LIMA - After spending months in a hospital's intensive care unit four years ago to treat her incurable and debilitating illness, Ana Estrada decided that at some point she would want to die before it got worse.
Estrada, 43, is bed-ridden with a condition that has atrophied her muscles since puberty. She does not want to commit suicide and her body is already very weak.
But under Peruvian law it would be a crime to help her die. Both assisted suicide and the act of killing a terminally-ill patient, called "compassionate murder," are punished with prison time.
Now Estrada is suing the state, hoping a judge will let her die, what she calls "death with dignity."
"I contemplated doing it illegally," Estrada told Reuters on Friday from her bed, where she was helped by a nurse.
"But there was risk ... because I cannot let someone help me die. I cannot ask a relative to commit a crime."
In this deeply Catholic country, where abortion and gay marriage remain illegal, Estrada and her lawyers see the fight to allow her to die as a first step to legalise euthanasia in Peru. The battle to die, Estrada said, has energised her life.
Euthanasia is not allowed in many countries, and the Catholic Church remains a staunch opponent.

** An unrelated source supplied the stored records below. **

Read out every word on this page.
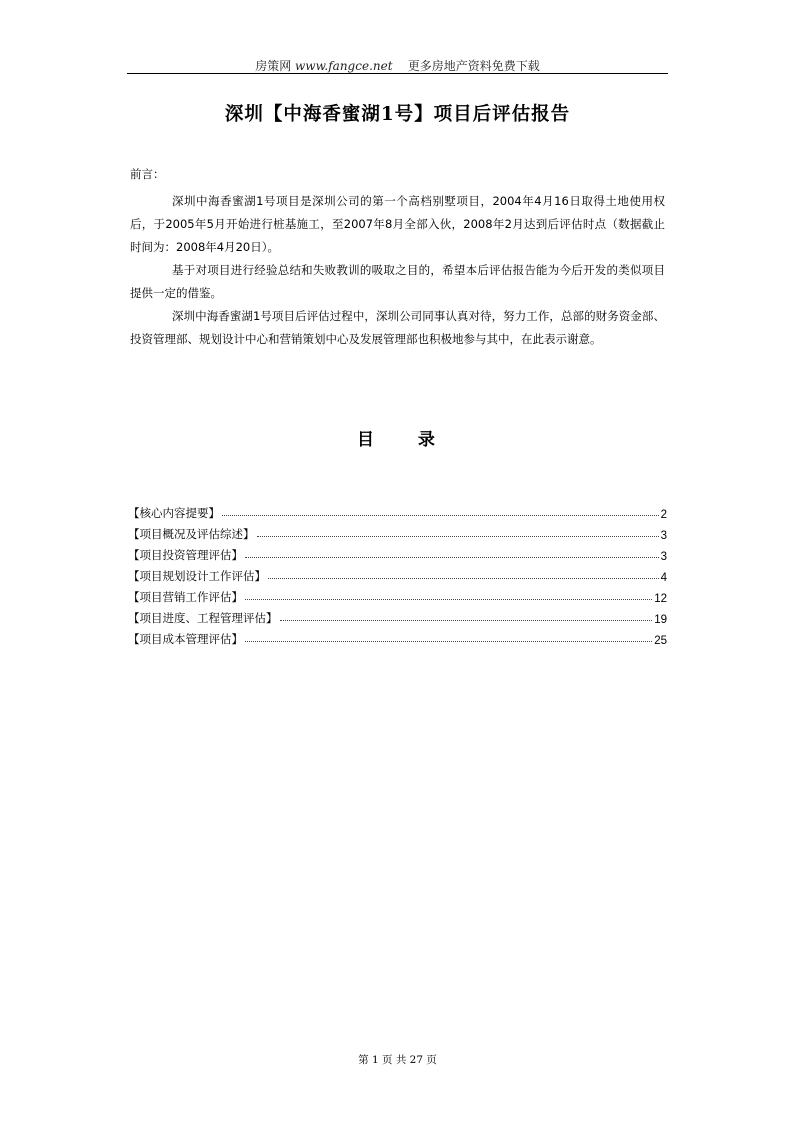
房策网 www.fangce.net    更多房地产资料免费下载
深圳【中海香蜜湖1号】项目后评估报告
前言：

深圳中海香蜜湖1号项目是深圳公司的第一个高档别墅项目，2004年4月16日取得土地使用权后，于2005年5月开始进行桩基施工，至2007年8月全部入伙，2008年2月达到后评估时点（数据截止时间为：2008年4月20日）。

基于对项目进行经验总结和失败教训的吸取之目的，希望本后评估报告能为今后开发的类似项目提供一定的借鉴。

深圳中海香蜜湖1号项目后评估过程中，深圳公司同事认真对待，努力工作，总部的财务资金部、投资管理部、规划设计中心和营销策划中心及发展管理部也积极地参与其中，在此表示谢意。

目 录
【核心内容提要】	2
【项目概况及评估综述】	3
【项目投资管理评估】	3
【项目规划设计工作评估】	4
【项目营销工作评估】	12
【项目进度、工程管理评估】	19
【项目成本管理评估】	25
第 1 页 共 27 页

In Latin America, Colombia has allowed it under certain conditions.
Estrada has lived since her teenage years with polymyositis, an inflammatory disease that atrophies her muscles and has no cure. She is bed-ridden and breathes most of the time through a ventilator, so her voice is reduced to a whisper.

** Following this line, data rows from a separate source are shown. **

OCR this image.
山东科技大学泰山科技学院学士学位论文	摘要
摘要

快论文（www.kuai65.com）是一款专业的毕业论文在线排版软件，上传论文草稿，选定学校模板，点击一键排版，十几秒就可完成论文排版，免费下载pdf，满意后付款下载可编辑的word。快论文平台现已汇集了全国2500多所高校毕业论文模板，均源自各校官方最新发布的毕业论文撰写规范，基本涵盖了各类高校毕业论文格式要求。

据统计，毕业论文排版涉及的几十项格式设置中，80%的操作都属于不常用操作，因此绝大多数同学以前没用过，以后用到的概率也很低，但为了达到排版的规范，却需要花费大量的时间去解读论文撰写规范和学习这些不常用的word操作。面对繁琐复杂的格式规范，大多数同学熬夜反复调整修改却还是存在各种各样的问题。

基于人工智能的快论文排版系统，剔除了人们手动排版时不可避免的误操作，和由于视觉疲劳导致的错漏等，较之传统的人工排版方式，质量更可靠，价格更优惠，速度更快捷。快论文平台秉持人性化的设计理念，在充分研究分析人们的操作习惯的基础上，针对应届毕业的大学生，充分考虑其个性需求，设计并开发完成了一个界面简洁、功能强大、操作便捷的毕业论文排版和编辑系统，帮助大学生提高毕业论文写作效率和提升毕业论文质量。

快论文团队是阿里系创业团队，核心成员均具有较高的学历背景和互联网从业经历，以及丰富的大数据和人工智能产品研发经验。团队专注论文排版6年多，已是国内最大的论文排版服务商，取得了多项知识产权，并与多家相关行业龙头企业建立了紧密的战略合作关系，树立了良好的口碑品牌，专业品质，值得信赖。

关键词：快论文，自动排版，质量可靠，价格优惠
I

Lawyers from Peru's public ombudsman's office have taken up Estrada's case, arguing that not letting her choose to die is unconstitutional, violating her right to live with dignity. A constitutional court will now examine her case, which was filed last week.
[[nid:450615]]
"We mould the stories of our lives with our decisions, and it does not make sense that in the last chapter of our life we are not allowed to make the decision (to die)," Peru's public ombudsman Walter Gutierrez said at a press conference on Friday.
Estrada's case gained prominence from a blog where she wrote about her illness, which she typed out slowly, letter by letter as her muscles lost strength. She is not getting better and most of the time cannot speak.
She does not know when she will want to die, only that her condition will keep worsening and she would like to end her life when she can no longer bear it.
"Why death with dignity? Because I want to avoid the suffering," Estrada said. "But most of all because this is about how I live my life, about liberty. I do not feel free right now. I don't have the freedom to choose over my own body."